Wieder mal Active-X. Bei vielen Exploits gegen den Internet-Explorer ist diese Dauer-Zeitbombe mit im Spiel.


----------



## Antiscammer (9 Juli 2009)

*AW: Webseiten infizieren Windows-PCs über neue DirectShow-Lücke*

Microsoft-Lücke: Hacker nutzen IE-Lücke massiv aus

Microsoft wusste angeblich bereits seit Herbst 2008 Bescheid.

Noch immer gibt es jedoch keinen Patch.
Und es werden zunehmend auch seriöse Webseiten gehackt und mit diesem Exploit "nachgerüstet". Und zunehmend wird der Exploit über Adsense-Werbung und Banner verbreitet.

Fazit: Wer in diesen Zeiten immer noch auf MS, IE und Active-X vertraut, der surft in einem permanenten Vabanque-Spiel im Internet.


----------



## Devilfrank (10 Juli 2009)

*AW: Webseiten infizieren Windows-PCs über neue DirectShow-Lücke*



Antiscammer schrieb:


> Microsoft-Lücke: Hacker nutzen IE-Lücke massiv aus
> Fazit: Wer in diesen Zeiten immer noch auf MS, IE und Active-X vertraut, der surft in einem permanenten Vabanque-Spiel im Internet.

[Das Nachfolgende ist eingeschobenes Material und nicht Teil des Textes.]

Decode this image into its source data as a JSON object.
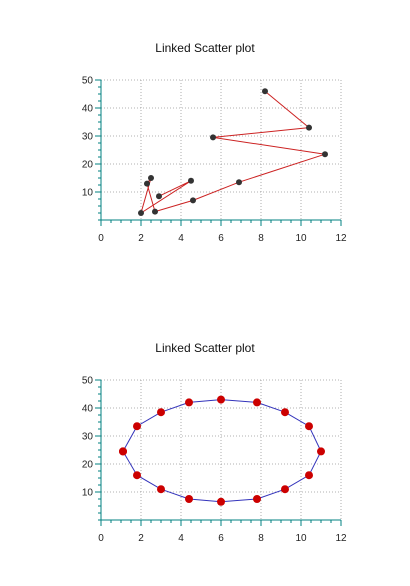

Na ja, ganz so dramatisch ist es nun auch wieder nicht. Vista und W7 sind schonmal nicht betroffen und auch der IE8 nicht. Selbst der IE7 in der Standardeinstellung führt die Installation des ActiveX aus dem TIF-Ordner  nicht ungefragt aus. Wer natürlich alles abklickt bzw. die Sicherheitseinstellungen derart runterfährt, das alles ungefragt ausgeführt wird, muss sich auch nicht wundern.


----------